The Nationals stuck with Hill as long as they could. He never really lost any of his pitches, but was never healthy enough to stick with the club long enough to show his value. So, the Nationals made a business decision on Tuesday and cut Hill loose. The decision will save them approximately $640-thousand.
On the baseball side of the ledger though, it could cost them a fairly hefty price. If - and it's a big if - Hill can ever get himself healthy and keep himself that way, the Nationals may have made one of those moves that are good for business and bad for baseball.
From the baseball angle, keep in mind that Hill still has all of his abilities and there are no signs of serious structural damage. Perhaps a change in training regimen or a different approach to dealing with the injuries will be enough to get Hill back on track physically. If that happens, it will be for another team and Hill's release could come back to haunt the Nationals down the road.
The Nationals put Hill's open roster spot to good and immediate use, signing left-hander Joe Beimel to a one-year deal.
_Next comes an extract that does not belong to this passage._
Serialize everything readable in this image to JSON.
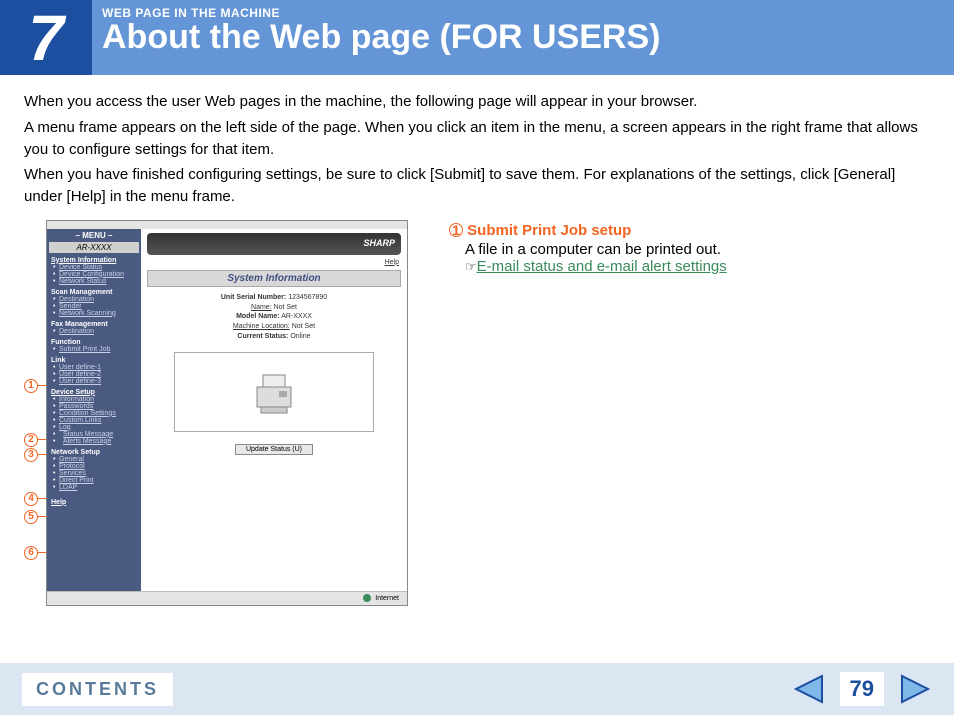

Beimel will be an upgrade for the back end of the Nationals bullpen and manager Manny Acta plans on putting him right into the setup role, working in key eighth inning spots. And, the money that they saved when they released Hill pays for more than a quarter of Beimel's contract. Odds are that they will get much more out of Beimel than they would have from Hill and with the emergence of Jordan Zimmermann this spring, Hill's spot in the rotation is relatively easy to fill.
While Hill's release makes sense, it's unfortunate. By all accounts, Hill is not only a quality pitcher, but a quality person. He was popular in the clubhouse and his injury history is truly unfortunate.